Especially if it was in the fermenter for 20 days.
William
 
I reckon you might have a wild yeast issue. In my early days I had the odd bottle gusher. It never tasted off or anything, just annoying. I only bottle in glass now and nuke the bottles with sod-per, then phos-acid prior to bottling. Can't remember the last gusher, so that's gotta be a good thing.
 
I've only had 1 batch of gushers which otherwise tasted fine, emptied the bottles into a sterilised FV then transferred to a keg, gassed and let sit and its all good.
 
Did the chill down work for you?
Hi Grok
Chilled a couple down, until they had icicles inside the bottles, it helped, I got an extra half a glass. These are so fizzed up I found one that had even cracked a lid. somehow it still held pressure??

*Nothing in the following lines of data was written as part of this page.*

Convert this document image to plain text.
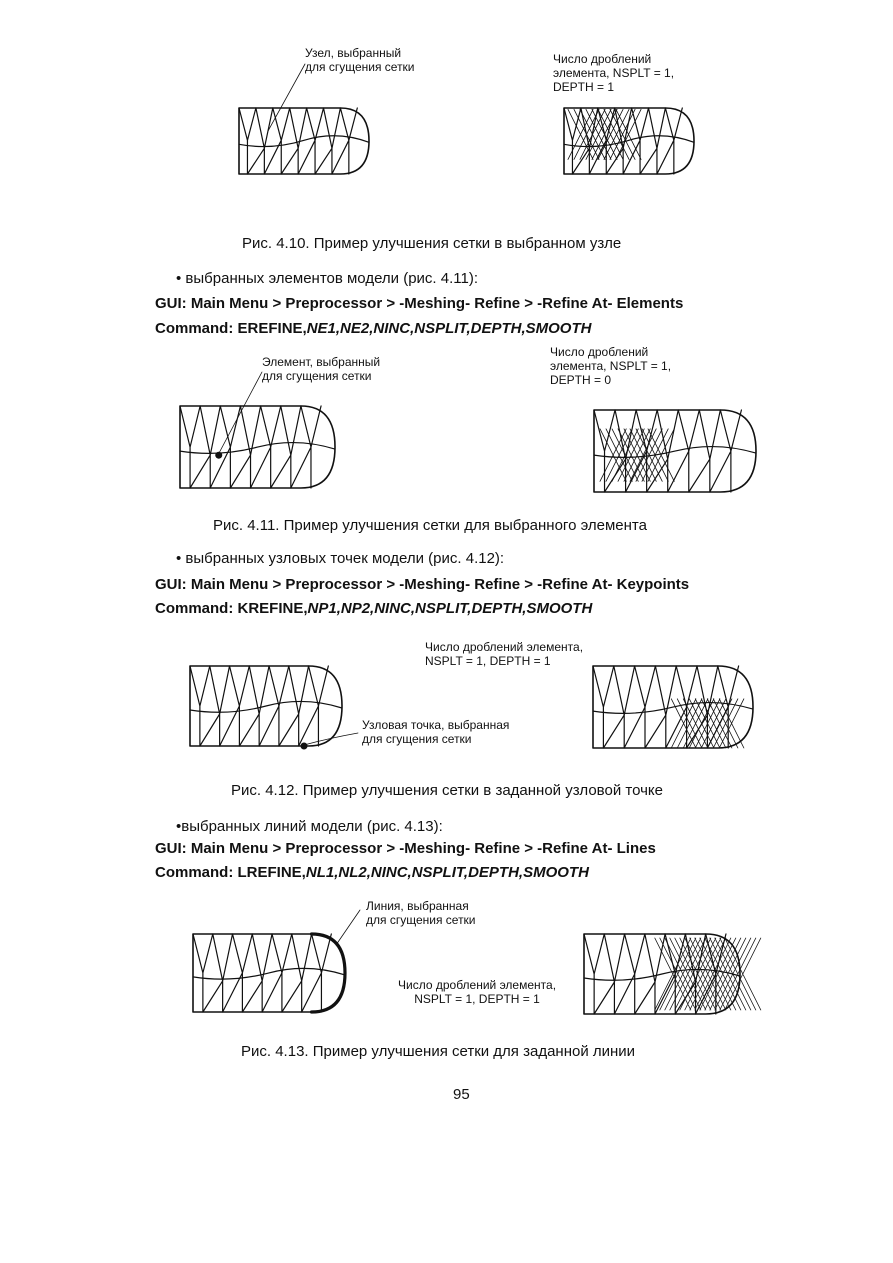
Узел, выбранный
для сгущения сетки
Число дроблений
элемента, NSPLT = 1,
DEPTH = 1
Рис. 4.10. Пример улучшения сетки в выбранном узле
• выбранных элементов модели (рис. 4.11):
GUI: Main Menu > Preprocessor > -Meshing- Refine > -Refine At- Elements
Command: EREFINE,NE1,NE2,NINC,NSPLIT,DEPTH,SMOOTH
Элемент, выбранный
для сгущения сетки
Число дроблений
элемента, NSPLT = 1,
DEPTH = 0
Рис. 4.11. Пример улучшения сетки для выбранного элемента
• выбранных узловых точек модели (рис. 4.12):
GUI: Main Menu > Preprocessor > -Meshing- Refine > -Refine At- Keypoints
Command: KREFINE,NP1,NP2,NINC,NSPLIT,DEPTH,SMOOTH
Число дроблений элемента,
NSPLT = 1, DEPTH = 1
Узловая точка, выбранная
для сгущения сетки
Рис. 4.12. Пример улучшения сетки в заданной узловой точке
•выбранных линий модели (рис. 4.13):
GUI: Main Menu > Preprocessor > -Meshing- Refine > -Refine At- Lines
Command: LREFINE,NL1,NL2,NINC,NSPLIT,DEPTH,SMOOTH
Линия, выбранная
для сгущения сетки
Число дроблений элемента,
NSPLT = 1, DEPTH = 1
Рис. 4.13. Пример улучшения сетки для заданной линии
95
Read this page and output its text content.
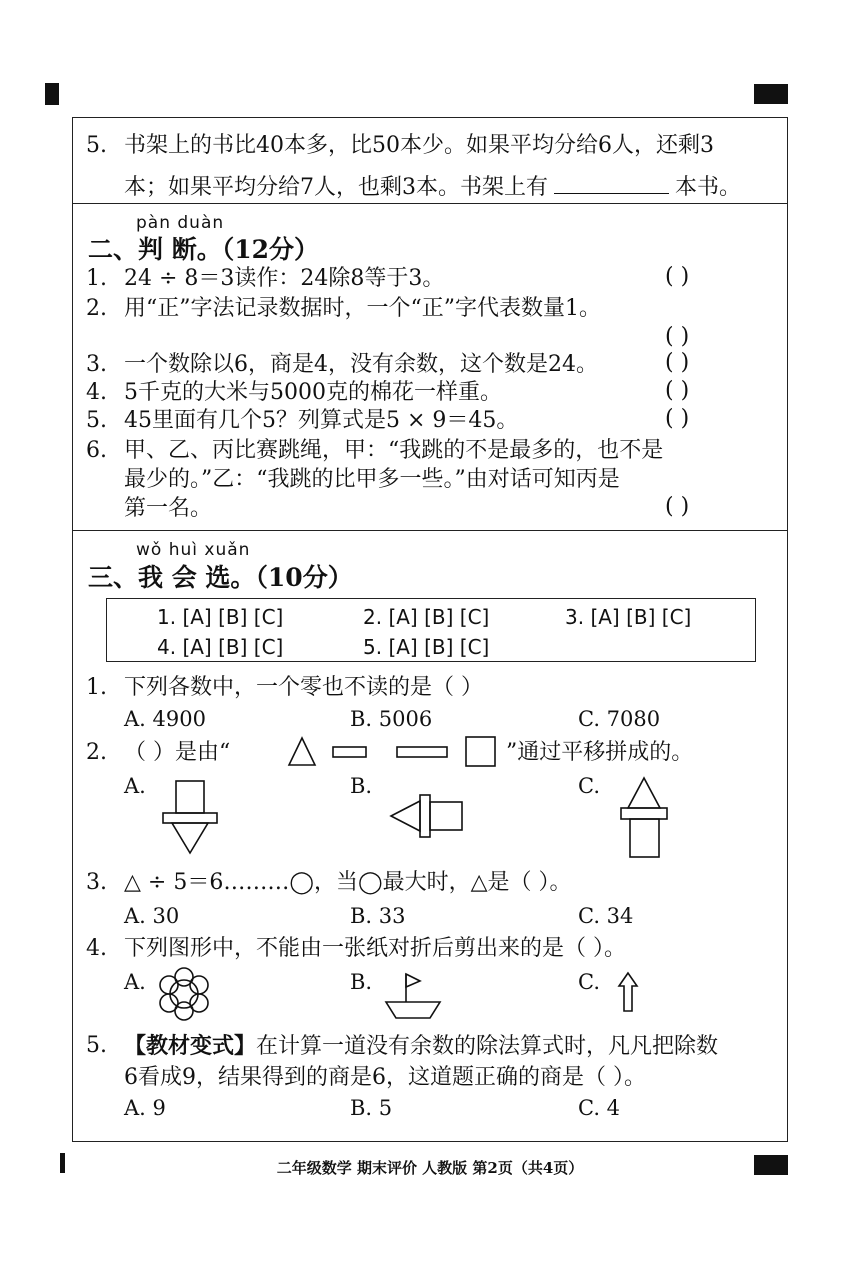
5. 书架上的书比40本多，比50本少。如果平均分给6人，还剩3
本；如果平均分给7人，也剩3本。书架上有	本书。
pàn duàn
二、判 断。（12分）
1. 24 ÷ 8＝3读作：24除8等于3。	( )
2. 用“正”字法记录数据时，一个“正”字代表数量1。
( )
3. 一个数除以6，商是4，没有余数，这个数是24。	( )
4. 5千克的大米与5000克的棉花一样重。	( )
5. 45里面有几个5？列算式是5 × 9＝45。	( )
6. 甲、乙、丙比赛跳绳，甲：“我跳的不是最多的，也不是
最少的。”乙：“我跳的比甲多一些。”由对话可知丙是
第一名。	( )
wǒ huì xuǎn
三、我 会 选。（10分）
1. [A] [B] [C]	2. [A] [B] [C]	3. [A] [B] [C]
4. [A] [B] [C]	5. [A] [B] [C]
1. 下列各数中，一个零也不读的是（ ）
A. 4900	B. 5006	C. 7080
2. （ ）是由“	”通过平移拼成的。
A.	B.	C.
3. △ ÷ 5＝6………◯，当◯最大时，△是（ ）。
A. 30	B. 33	C. 34
4. 下列图形中，不能由一张纸对折后剪出来的是（ ）。
A.	B.	C.
5. 【教材变式】在计算一道没有余数的除法算式时，凡凡把除数
6看成9，结果得到的商是6，这道题正确的商是（ ）。
A. 9	B. 5	C. 4
二年级数学 期末评价 人教版 第2页（共4页）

I cannot put the cause of this down to any 1 thing. There's been a few great suggestions here. and the cause could be any number of things.
I'm settling with a half batch of an otherwise good beer.
Thanks.
🍺 (I need a glass half full emoji for this one)
 
As they are in plastic bottles freeze it solid, crack the lid open to let some gas out and reseal it. With crown caps and the right bottle opener you can ease the lid to degas a bit at a time if you are patient and have a very cold bottle.
 
Being a bit of a contrarian here, but perhaps there’s a chance they’re too cold in your fridge…
I recently bought a new fridge which was set way colder than my previous one, and a couple of sparkling ales I made started gushing. And around Xmas time I had some little creatures pales in a different fridge which was also really cold and the same thing happened to them, and I doubt they over-carbed.